Foursquare returned over 6000 venues for all neighborhoods except in Agara which did not return any search results. A Word Cloud was then produced to filter out and highlight popular or trending venues based on frequency of occurrence.
One hot encoding was then carried out to group more than 200 venue categories by neighborhood.
It was noticed that over 2000 venues were classified as restaurants. The count of the total number of restaurants was then computed and combined together into a dataframe with latitude and longitude values for each neighborhood to prepare the data for clustering.
One of the most common unsupervised learning, namely the K-Means algorithm was then used to cluster the neighborhoods. The algorithm was run with different cluster numbers to try and identify the optimal number for learning.
The inertia plot (which shared a close resemblence to the figure shown below) did not provide a clear elbow point but it was decided to go with 6 clusters to try to differentiate the centre from various Cardinal peripheries.
The neighborhoods were then classified as follows to represent restaurant density:
- 0-19 Restaurants: "Low";
- 20-39 Restaurants: "Medium";
- Over 40 Restaurants: "High".
Using visualization techniques, the clusters were then plotted on a map of Bangalore for interpretation
Results
Over 50 percent of the neighborhoods fall under the "low" density category regarding restaurant density and fewer than 10 neighborhoods fall under the "high" density category.

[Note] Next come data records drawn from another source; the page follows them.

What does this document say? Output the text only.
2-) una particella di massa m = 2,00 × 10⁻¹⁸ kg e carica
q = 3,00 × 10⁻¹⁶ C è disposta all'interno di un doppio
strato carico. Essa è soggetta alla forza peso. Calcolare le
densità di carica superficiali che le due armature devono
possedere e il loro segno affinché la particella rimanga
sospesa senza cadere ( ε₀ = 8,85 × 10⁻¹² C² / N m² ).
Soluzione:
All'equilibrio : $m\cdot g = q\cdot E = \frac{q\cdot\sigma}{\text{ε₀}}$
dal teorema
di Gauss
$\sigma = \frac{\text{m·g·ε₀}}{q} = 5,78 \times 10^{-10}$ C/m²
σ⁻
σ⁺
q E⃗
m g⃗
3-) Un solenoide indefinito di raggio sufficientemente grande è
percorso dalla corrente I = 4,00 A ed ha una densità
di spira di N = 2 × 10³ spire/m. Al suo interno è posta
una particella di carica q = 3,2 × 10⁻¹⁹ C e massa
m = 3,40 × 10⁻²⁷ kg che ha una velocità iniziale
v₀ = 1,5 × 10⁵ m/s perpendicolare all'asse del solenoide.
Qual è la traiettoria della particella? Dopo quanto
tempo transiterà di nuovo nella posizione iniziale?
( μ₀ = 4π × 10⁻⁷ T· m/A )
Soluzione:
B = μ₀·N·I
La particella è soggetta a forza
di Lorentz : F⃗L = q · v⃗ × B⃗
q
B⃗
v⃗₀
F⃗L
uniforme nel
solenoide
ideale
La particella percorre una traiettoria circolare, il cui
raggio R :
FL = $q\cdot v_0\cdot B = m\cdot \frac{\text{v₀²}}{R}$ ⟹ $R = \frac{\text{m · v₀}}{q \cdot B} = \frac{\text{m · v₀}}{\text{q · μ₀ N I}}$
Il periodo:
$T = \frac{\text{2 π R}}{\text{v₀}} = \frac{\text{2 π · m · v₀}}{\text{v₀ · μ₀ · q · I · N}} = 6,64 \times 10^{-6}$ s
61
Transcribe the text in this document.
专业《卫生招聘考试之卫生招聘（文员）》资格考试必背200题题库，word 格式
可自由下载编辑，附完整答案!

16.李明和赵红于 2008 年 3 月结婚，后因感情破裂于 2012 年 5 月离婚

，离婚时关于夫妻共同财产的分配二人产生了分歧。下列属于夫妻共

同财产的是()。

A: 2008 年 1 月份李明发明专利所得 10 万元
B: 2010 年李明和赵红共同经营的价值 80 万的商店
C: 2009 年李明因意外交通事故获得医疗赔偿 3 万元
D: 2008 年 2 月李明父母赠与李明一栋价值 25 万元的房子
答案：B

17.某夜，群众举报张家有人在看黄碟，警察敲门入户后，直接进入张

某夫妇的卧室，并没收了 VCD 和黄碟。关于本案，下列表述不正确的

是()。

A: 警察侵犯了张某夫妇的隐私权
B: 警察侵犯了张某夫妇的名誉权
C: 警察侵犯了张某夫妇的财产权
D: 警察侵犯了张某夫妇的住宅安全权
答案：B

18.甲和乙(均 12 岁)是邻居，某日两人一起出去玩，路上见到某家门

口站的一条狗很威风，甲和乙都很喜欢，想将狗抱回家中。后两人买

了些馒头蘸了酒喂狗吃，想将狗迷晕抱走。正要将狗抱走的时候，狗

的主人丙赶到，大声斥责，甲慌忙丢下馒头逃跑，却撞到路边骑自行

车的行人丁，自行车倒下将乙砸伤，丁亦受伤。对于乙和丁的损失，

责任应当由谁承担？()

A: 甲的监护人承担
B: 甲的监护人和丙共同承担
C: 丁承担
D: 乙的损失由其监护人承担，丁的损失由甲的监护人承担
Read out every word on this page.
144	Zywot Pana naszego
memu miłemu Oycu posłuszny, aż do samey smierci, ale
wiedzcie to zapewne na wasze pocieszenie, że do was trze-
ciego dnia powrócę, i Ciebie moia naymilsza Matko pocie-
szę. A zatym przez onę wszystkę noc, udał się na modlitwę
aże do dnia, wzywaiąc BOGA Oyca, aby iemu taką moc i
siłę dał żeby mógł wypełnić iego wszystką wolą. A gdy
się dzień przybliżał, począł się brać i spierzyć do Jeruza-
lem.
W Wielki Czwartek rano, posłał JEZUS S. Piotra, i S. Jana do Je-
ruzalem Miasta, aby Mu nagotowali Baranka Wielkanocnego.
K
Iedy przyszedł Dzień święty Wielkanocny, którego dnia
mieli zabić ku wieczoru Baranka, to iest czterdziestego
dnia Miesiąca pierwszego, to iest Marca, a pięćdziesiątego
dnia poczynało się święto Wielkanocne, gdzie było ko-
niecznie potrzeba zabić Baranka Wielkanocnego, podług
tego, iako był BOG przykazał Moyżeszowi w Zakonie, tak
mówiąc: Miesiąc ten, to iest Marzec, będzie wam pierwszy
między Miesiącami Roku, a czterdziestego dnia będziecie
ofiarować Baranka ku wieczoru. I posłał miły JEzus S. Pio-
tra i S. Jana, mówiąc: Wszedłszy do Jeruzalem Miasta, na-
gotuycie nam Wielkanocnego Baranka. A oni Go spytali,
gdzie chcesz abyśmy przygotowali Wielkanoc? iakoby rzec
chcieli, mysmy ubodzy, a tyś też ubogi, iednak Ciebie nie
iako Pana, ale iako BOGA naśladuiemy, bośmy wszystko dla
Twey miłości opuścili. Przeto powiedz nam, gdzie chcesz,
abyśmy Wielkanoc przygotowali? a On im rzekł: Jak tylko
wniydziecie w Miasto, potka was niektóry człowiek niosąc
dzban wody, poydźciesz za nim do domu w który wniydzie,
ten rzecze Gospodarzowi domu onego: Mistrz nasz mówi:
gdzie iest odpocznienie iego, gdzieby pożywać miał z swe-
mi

Visualization uisng a 3D Scatter plot did not produce interpretable results; this was resolved by using a map plot as shown below.
The restaurant cluster obtained from unsupervised learning are
- Cluster 0: West/South West Bangalore with low densities;
- Cluster 1: South Bangalore with low densities;
- Cluster 2: East Bangalore with low to medium densities;
- Cluster 3: North Bangalore with low densities;
- Cluster 4: Central Bangalore - North Zone with medium densities;
- Cluster 5: Central Bangalore - South Zone with medium to high densities.
The results are intuitive as the restaurant densities in most of the neighborhoods are mostly low at the peripheries of the city and higher toward the center.
Some of the neighborhoods in the vicinity of the Marathahalli/Whitefield area have medium densities which can be explained by development as a result of the presence of numerous corporate offices.
There are a couple of neighborhoods which have been misclassified in Clusters 4 & 5 since there are almost no high density restaurants in Cluster 4 which is one of the limitations of the learning algortithm.
A copy of the working notebook is available here.
Conclusion
There is a high demand for varied cuisine in the city of Bangalore and this is confirmed by Foursquare data.
Data on demographics and employment wasn't available to assess people's spending power but analysis of the data available at hand seems to show untapped market potential in those neighborhoods away from the center of the city and this information could be useful to a restaurateur.